Additionally, the researchers say public health investment is prioritized when there is a crisis, meaning that lawmakers borrow from existing public health budgets typically meant to fight chronic disease to pay for emergency response. The authors recommend that $4.5 billion is needed to bolster core public health capabilities at the regional and tribal levels across the country.

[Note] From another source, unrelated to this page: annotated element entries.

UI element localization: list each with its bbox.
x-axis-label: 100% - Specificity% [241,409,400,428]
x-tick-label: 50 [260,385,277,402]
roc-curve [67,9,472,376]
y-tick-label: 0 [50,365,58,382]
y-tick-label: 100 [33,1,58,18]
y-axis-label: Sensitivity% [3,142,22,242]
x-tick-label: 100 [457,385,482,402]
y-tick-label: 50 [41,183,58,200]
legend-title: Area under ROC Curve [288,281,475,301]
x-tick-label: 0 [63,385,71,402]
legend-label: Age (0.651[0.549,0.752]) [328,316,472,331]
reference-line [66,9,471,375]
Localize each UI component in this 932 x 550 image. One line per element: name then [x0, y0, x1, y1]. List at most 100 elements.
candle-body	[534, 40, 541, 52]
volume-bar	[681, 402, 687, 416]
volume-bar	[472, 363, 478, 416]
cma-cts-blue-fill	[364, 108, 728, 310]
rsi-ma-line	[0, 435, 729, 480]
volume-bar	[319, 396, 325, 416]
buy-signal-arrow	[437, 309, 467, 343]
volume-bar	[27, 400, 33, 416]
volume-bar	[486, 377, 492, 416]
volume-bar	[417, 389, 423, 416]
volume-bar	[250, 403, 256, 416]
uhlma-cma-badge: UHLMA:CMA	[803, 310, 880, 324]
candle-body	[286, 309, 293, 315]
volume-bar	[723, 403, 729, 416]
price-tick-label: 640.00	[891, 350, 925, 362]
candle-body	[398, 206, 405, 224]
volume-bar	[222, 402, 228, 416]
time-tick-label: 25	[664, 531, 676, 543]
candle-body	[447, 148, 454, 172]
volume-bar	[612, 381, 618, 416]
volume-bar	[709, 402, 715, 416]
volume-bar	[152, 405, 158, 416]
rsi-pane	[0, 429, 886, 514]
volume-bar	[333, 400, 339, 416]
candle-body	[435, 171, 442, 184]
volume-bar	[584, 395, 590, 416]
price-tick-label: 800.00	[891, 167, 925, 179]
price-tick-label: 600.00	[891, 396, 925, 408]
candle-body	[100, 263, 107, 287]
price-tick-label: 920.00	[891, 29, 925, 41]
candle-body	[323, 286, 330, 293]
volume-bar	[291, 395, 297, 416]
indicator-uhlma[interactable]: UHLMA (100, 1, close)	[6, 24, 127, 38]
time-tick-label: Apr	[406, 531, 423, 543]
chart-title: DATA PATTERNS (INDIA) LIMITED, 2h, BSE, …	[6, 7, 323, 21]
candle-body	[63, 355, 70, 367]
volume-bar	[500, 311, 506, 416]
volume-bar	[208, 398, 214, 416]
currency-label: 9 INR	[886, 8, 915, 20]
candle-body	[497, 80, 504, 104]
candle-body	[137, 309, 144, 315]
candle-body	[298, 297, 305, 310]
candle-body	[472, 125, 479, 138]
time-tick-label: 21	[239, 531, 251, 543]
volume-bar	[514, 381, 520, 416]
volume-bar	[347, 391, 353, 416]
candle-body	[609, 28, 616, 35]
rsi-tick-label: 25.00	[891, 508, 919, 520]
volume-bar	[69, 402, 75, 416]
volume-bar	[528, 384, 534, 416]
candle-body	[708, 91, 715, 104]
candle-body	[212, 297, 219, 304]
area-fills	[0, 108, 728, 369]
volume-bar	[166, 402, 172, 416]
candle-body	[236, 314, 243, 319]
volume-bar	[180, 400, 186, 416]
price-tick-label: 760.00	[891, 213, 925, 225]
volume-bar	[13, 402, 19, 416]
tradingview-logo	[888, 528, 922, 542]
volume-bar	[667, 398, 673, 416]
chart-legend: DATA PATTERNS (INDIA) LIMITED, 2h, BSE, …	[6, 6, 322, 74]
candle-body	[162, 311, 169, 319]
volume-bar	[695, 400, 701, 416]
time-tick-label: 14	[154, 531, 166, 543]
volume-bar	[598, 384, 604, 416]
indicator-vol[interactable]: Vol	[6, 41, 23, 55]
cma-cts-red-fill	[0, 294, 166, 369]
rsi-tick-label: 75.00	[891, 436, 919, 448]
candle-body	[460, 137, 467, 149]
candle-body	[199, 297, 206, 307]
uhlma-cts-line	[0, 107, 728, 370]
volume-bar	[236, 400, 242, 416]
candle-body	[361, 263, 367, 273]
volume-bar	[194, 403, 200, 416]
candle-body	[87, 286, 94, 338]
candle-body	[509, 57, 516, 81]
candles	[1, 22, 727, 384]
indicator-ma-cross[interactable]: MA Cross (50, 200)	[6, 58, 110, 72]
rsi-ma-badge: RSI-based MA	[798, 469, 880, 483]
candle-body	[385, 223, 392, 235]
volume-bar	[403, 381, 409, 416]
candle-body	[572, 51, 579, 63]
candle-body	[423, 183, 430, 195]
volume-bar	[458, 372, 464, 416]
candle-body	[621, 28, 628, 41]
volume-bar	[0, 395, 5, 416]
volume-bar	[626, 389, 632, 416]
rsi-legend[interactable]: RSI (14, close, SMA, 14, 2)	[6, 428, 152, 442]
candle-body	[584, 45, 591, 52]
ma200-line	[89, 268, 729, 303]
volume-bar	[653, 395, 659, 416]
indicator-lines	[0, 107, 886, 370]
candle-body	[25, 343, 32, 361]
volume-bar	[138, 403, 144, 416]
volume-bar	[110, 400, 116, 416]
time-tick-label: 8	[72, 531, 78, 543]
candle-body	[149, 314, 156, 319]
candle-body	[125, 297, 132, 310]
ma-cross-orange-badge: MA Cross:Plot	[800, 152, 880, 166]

The researchers made more than two dozen recommendations to safeguard and expand several public health initiatives, including:

– Creating a $4.5 billion Public Health Infrastructure Annual Fund to address health departments’ infrastructure needs;

– Establishing significant funding for one or both of the recently proposed response funds: the Infectious Diseases Rapid Response Reserve Fund, dedicated to funding infectious disease emergencies, and the Public Health Emergency Fund, which can be used for any declared public health emergency;

– Providing at least $474 million to the Hospital Preparedness Program, the only federal source of funding to assist the healthcare delivery system in preparing for and responding to disasters;

– Improving funding for the CDC by 22 percent by 2022;

– Significantly increasing investments in public health initiatives to combat antimicrobial resistance.

“As TFAH worked on this report, the novel coronavirus continued to spread across the globe. The increasing number of threats to Americans’ health — from infectious disease to weather events to vaping — demonstrate the critical importance of a robust public health system,” Auerbach said. “Being prepared is often the difference between harm or no harm during emergencies.”